Why would I write all this? If it were not for the hoarding of a star hotel in Hyderabad showing a fork dug into a football offering soccer-dinners( or whatever they are called), I would have not written all this. Not only this one hoarding but every other shop/business you see has something related to football. From T-shirts to TVs, nothing is left out without a trace of soccer in it.
And the immediate question that comes to any mind - Are businesses trying to capture the craze of the people? Or are these guys the ones who are inducing this craze.
Reminds of something I heard about "Rose Days" and "Daffodil days" being popularized by greeting-card publishing companies trying to boost their business.
I guess by the next world cup, we will have chicken footballs like the drumsticks, to savor, while watching the so-called favorite team sweating out in a penalty shoot-out( er, what’s a penalty shoot-out! ). :)
Till then, peace.
3 comments:
that's the magic baby!! no other sport in history has over 200 national teams . . . . . except maybe the bloodsport called war :)

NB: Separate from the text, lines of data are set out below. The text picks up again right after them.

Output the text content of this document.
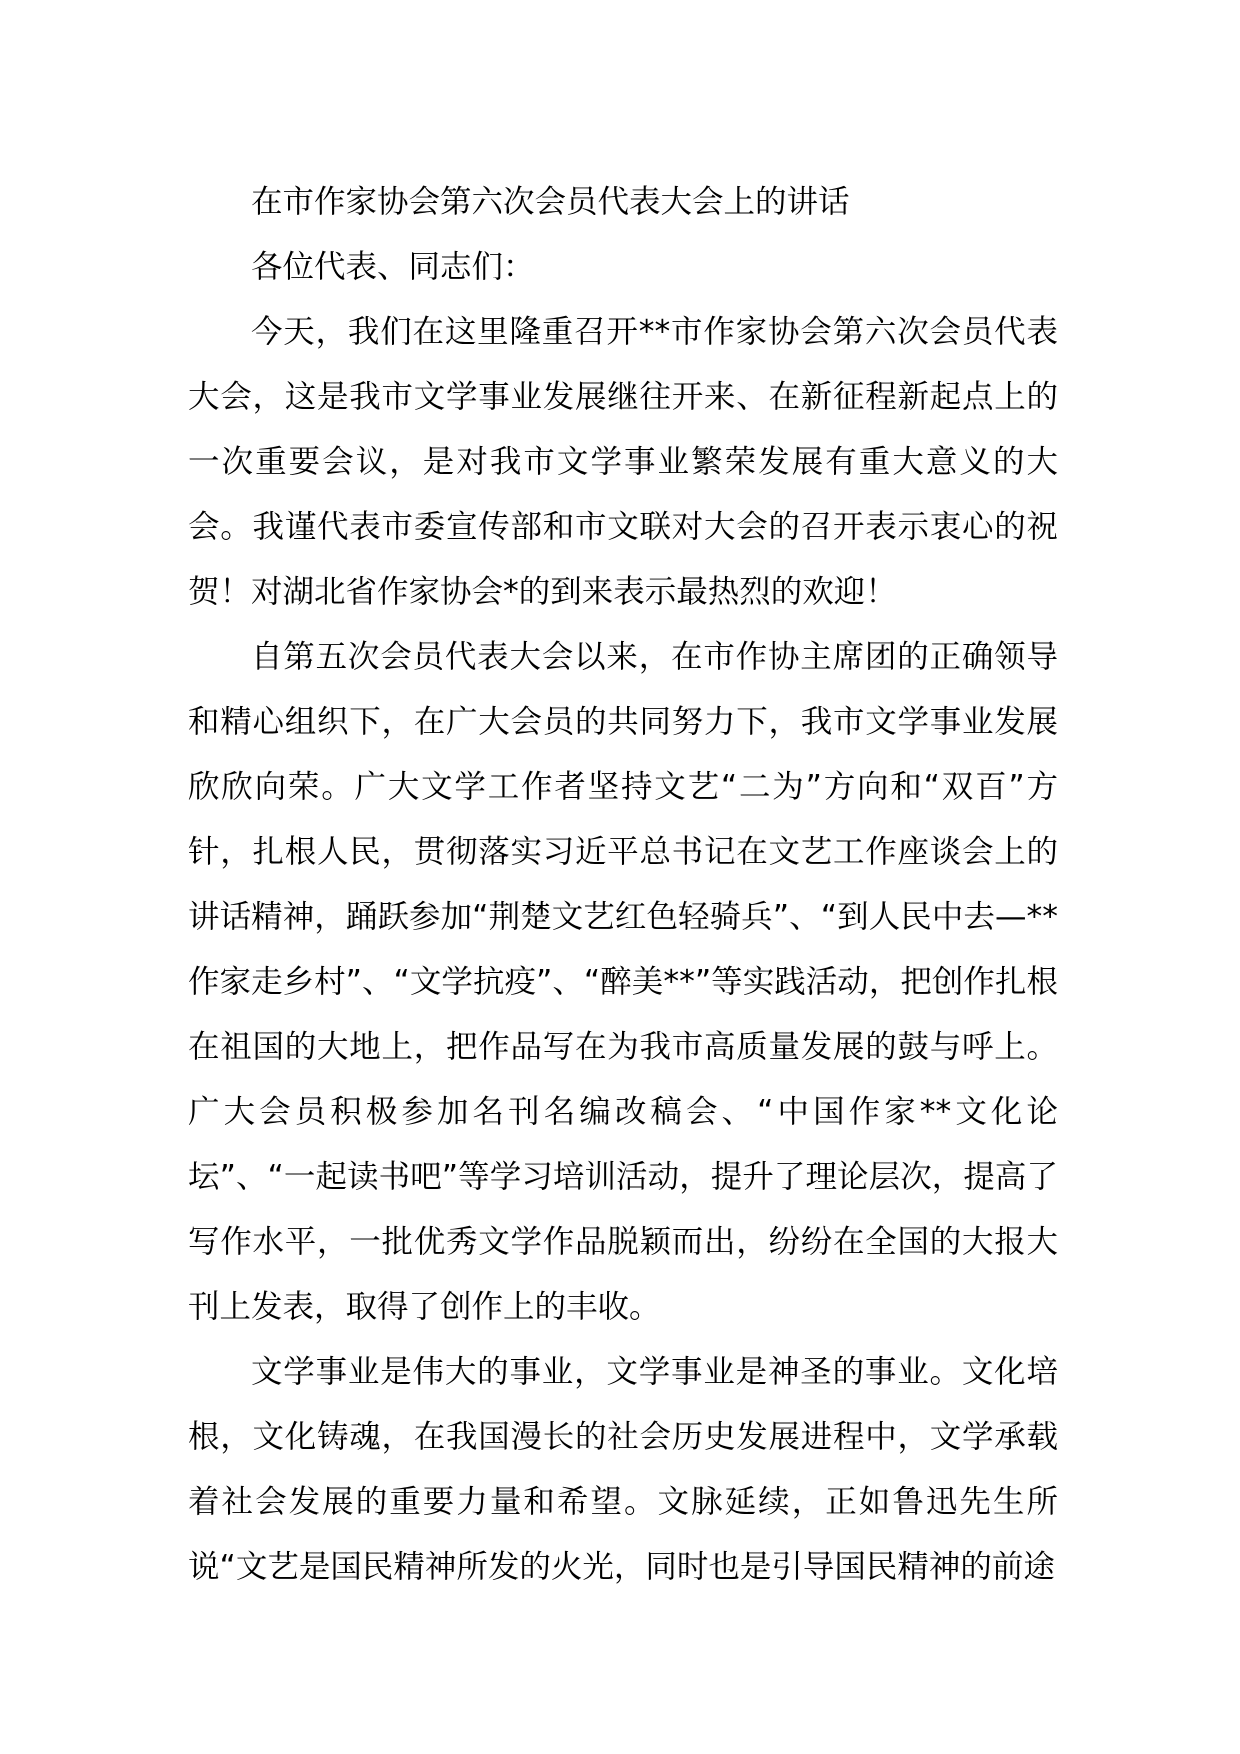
在市作家协会第六次会员代表大会上的讲话

各位代表、同志们：

今天，我们在这里隆重召开**市作家协会第六次会员代表大会，这是我市文学事业发展继往开来、在新征程新起点上的一次重要会议，是对我市文学事业繁荣发展有重大意义的大会。我谨代表市委宣传部和市文联对大会的召开表示衷心的祝贺！对湖北省作家协会*的到来表示最热烈的欢迎！

自第五次会员代表大会以来，在市作协主席团的正确领导和精心组织下，在广大会员的共同努力下，我市文学事业发展欣欣向荣。广大文学工作者坚持文艺“二为”方向和“双百”方针，扎根人民，贯彻落实习近平总书记在文艺工作座谈会上的讲话精神，踊跃参加“荆楚文艺红色轻骑兵”、“到人民中去—**作家走乡村”、“文学抗疫”、“醉美**”等实践活动，把创作扎根在祖国的大地上，把作品写在为我市高质量发展的鼓与呼上。广大会员积极参加名刊名编改稿会、“中国作家**文化论坛”、“一起读书吧”等学习培训活动，提升了理论层次，提高了写作水平，一批优秀文学作品脱颖而出，纷纷在全国的大报大刊上发表，取得了创作上的丰收。

文学事业是伟大的事业，文学事业是神圣的事业。文化培根，文化铸魂，在我国漫长的社会历史发展进程中，文学承载着社会发展的重要力量和希望。文脉延续，正如鲁迅先生所说“文艺是国民精神所发的火光，同时也是引导国民精神的前途
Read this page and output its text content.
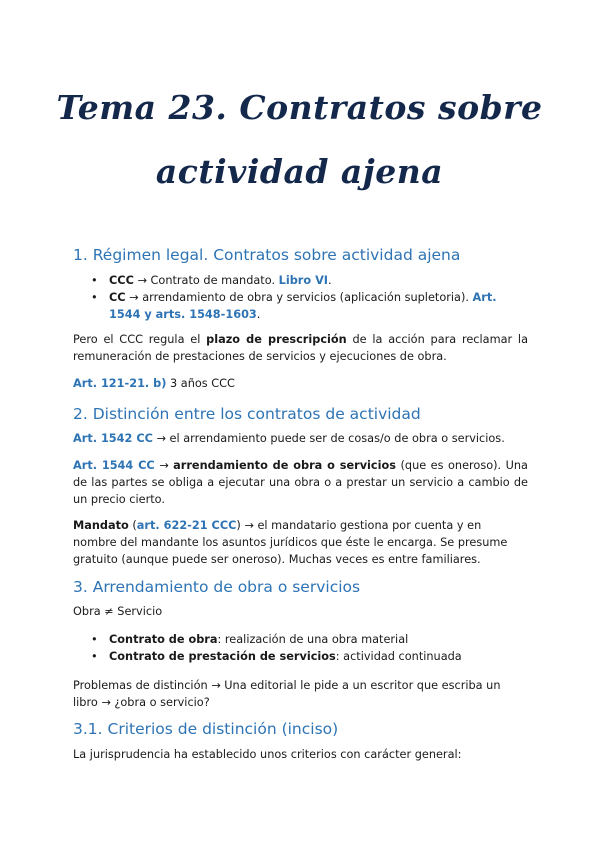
Tema 23. Contratos sobre
actividad ajena
1. Régimen legal. Contratos sobre actividad ajena
• CCC → Contrato de mandato. Libro VI.
• CC → arrendamiento de obra y servicios (aplicación supletoria). Art. 1544 y arts. 1548-1603.

Pero el CCC regula el plazo de prescripción de la acción para reclamar la remuneración de prestaciones de servicios y ejecuciones de obra.

Art. 121-21. b) 3 años CCC

2. Distinción entre los contratos de actividad

Art. 1542 CC → el arrendamiento puede ser de cosas/o de obra o servicios.

Art. 1544 CC → arrendamiento de obra o servicios (que es oneroso). Una de las partes se obliga a ejecutar una obra o a prestar un servicio a cambio de un precio cierto.

Mandato (art. 622-21 CCC) → el mandatario gestiona por cuenta y en nombre del mandante los asuntos jurídicos que éste le encarga. Se presume gratuito (aunque puede ser oneroso). Muchas veces es entre familiares.

3. Arrendamiento de obra o servicios

Obra ≠ Servicio

• Contrato de obra: realización de una obra material
• Contrato de prestación de servicios: actividad continuada

Problemas de distinción → Una editorial le pide a un escritor que escriba un libro → ¿obra o servicio?

3.1. Criterios de distinción (inciso)

La jurisprudencia ha establecido unos criterios con carácter general:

and about whether businesses are exploiting the craze and making money, looks to me like this is a win-win situation. apparently, a tv brand in england is selling a tv every fifteen seconds!!
it's a good parallel that you have drawn between this and the innumerable 'special days' out there. but for some reason [which i don't have the patience to explore and explain now :)], i feel that the case isn't the same. the parameters look exactly the same on the surface, but there's something missing here. why don't you take a stance and we'll see if we can re-stress-test the comments section :D
-w
Its obvious. If I were an MBA, I would find out whats the 'in-thing' now and model my marketing in that direction to get the customer's attention.
But for businesses like the greeting cards, there's nothing called an 'in-thing' except for the Valentine's day and 3-4 other days in the whole year. What would they do? Simple. Create the in-things themselves and popularize them. And I guess they were successful in doing so, otherwise, how would the bollywood hero end up with Rani Mukherjee, if not for the famous band-on-the-"friendship day" thing.
Its well and good until something called the "Dont put all your eggs in one omelette day" comes into picture and we have to distribute greetings on this fateful day !! ha ha.
PS : The Dont put all your eggs thing is real. Its on July 8th. :))
PPS : We may either end up discussing obvious marketing-mantras or give the world a new marketing idea !! :D
me bad at marketing. so i have nothing to say this time.